You may think the best thing to do is to take a new pair of shoes on your trip. They’ve got no miles on them and will hold up well. Don’t do this please, shoes need time to break in, and when you are on a trip you will be walking with shoes that haven’t had time to do this. Wear new shoes for a few hours each day before your trip to allow your feet to get used to them and to allow your shoes to conform to your feet. All shoes change over time and start to take on the shape of your foot, this is a good thing but not during your trip.

Also consider replacing your insoles a week or so before your trip. This will ensure you have the proper cushioning and comfort on your trip.

How to take care of your feet?

If you happen to get blisters because your shoes aren’t fitting well or is rubbing as you walk. The best solution is to use mole skin or blister bandages to protect the sore until your body can absorb the liquid. If you happen to pop a blister either accidentally or on purpose I recommend that you apply antibiotic ointment to it and place a bandage over it to protect it from getting infected.

At the end of the day of extended walking it is important to air out your feet and let them dry out. Your feet will sweat as you walk and most socks do not wick that moisture out well which can lead to blisters. Airing out your feet and wearing sandals at the end of the day will help your feet recover. Also the wearing of wool based or technical socks will help wick the moisture away from your feet and keep them dry. Walking in the rain or in watery areas will only exasperate the problem. If you are going to be walking in the rain or through water consider changing your socks often. In general if you are going to be walking a lot consider changing to dry socks at lunch to help prevent sores on your feet.

What shoes do you wear?

I wear shoes from xero shoes. Specifically I wear the Z-Trek and Z-Trail sandals, and the terraflex shoes. I’m also looking at getting a pair of leather Hana shoes for when I need a more dressy option. My current dress loafer is a pair of memory foam sketchers.

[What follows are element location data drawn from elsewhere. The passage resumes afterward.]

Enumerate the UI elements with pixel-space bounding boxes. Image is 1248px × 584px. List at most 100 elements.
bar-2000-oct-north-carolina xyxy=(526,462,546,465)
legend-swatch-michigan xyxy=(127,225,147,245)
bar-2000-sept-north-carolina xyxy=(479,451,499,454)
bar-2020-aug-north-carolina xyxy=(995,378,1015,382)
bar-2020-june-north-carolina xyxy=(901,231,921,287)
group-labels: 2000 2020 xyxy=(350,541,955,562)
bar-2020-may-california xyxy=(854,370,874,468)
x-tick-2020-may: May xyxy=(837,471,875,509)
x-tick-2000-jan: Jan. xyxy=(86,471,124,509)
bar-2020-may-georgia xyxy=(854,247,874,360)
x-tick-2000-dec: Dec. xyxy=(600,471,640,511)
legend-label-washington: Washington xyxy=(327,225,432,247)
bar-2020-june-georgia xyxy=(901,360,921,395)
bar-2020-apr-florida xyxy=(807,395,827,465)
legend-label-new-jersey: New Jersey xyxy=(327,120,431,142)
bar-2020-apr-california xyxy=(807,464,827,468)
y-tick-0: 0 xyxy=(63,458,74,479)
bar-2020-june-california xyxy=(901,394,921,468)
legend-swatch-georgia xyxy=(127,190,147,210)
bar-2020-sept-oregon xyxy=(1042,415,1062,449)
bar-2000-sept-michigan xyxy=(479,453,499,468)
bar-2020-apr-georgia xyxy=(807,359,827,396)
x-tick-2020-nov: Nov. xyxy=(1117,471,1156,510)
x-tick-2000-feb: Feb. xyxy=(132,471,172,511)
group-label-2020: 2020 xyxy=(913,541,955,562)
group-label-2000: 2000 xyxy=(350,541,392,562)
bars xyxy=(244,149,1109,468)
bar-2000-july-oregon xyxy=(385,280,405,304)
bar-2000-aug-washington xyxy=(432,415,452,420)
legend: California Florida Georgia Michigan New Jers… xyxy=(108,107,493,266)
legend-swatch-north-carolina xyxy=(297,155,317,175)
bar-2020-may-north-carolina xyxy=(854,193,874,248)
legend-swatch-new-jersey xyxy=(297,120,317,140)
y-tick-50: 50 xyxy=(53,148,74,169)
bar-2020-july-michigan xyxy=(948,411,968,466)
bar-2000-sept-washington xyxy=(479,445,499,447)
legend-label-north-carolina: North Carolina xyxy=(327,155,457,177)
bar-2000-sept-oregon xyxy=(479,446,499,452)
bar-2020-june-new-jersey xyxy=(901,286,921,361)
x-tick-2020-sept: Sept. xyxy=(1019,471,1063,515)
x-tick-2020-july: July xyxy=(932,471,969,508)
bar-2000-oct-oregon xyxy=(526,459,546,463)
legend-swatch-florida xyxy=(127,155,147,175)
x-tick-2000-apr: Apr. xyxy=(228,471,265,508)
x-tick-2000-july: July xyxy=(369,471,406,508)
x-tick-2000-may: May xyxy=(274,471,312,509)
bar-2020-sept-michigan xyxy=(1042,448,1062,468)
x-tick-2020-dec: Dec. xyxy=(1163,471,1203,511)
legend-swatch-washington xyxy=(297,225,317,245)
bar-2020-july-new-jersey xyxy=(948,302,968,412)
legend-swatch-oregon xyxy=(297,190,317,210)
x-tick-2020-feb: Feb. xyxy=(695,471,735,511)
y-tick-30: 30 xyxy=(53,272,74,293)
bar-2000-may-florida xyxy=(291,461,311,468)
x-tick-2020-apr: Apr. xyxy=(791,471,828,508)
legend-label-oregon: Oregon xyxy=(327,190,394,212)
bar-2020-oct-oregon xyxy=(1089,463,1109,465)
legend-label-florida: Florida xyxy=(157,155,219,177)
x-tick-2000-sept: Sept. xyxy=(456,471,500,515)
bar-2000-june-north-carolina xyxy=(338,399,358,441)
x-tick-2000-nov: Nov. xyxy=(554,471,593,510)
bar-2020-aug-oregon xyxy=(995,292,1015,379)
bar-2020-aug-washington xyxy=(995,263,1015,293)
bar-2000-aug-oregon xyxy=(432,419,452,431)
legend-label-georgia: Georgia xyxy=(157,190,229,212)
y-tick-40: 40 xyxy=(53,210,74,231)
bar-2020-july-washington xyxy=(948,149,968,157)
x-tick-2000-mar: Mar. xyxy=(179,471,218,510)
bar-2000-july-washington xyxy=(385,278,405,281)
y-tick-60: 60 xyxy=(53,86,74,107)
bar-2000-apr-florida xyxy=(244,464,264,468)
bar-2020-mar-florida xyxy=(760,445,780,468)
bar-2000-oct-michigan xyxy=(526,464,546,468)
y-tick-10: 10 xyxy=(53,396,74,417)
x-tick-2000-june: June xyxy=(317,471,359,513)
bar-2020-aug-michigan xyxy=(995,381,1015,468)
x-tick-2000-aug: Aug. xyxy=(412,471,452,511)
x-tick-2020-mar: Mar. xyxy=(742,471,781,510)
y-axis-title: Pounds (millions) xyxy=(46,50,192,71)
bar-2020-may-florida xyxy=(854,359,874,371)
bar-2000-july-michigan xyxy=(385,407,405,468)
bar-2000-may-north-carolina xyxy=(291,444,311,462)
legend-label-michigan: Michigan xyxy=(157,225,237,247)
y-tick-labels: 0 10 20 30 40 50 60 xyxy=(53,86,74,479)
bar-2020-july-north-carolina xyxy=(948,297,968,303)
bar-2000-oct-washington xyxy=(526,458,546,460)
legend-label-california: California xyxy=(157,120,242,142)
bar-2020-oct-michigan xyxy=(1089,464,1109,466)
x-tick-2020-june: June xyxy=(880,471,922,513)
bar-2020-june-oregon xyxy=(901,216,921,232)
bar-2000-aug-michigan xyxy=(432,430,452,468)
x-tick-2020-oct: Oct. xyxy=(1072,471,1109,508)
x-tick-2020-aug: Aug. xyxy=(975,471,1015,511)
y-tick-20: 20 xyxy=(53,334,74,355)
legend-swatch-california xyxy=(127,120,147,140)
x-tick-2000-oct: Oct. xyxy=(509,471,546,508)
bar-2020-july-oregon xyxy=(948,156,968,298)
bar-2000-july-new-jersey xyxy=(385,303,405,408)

I like the xero shoes because they are zero drop shoes, and my heel is not elevated which makes it easier to walk long distances. The trek and trail sandals are very similar and differ only in the thickness of the soles. My daily wear shoes are the Z-Trail as I like the extra comfort of the thicker sole. They can both be rolled up to take up less room when packing.

The only issue I’ve had is with my original Z-Trek sandals. Because the sole is so thin it is easy to roll it under your foot if you step incorrectly or hit a curb with the edge. I actually managed to tear one of the strap attachment points on my sandal by hitting a curb. I did go out and buy a new pair as I like them that much.

My Sandal with the broken strap attachment point due to the tip rolling on a curb.

For the Terraflex shoes I have replaced the insole with one that provides more arch support as the ones that ship with the shoes are very thin and provide none. While wearing the shoes I was getting pain in my arches until I replaced the insole with one that had more support.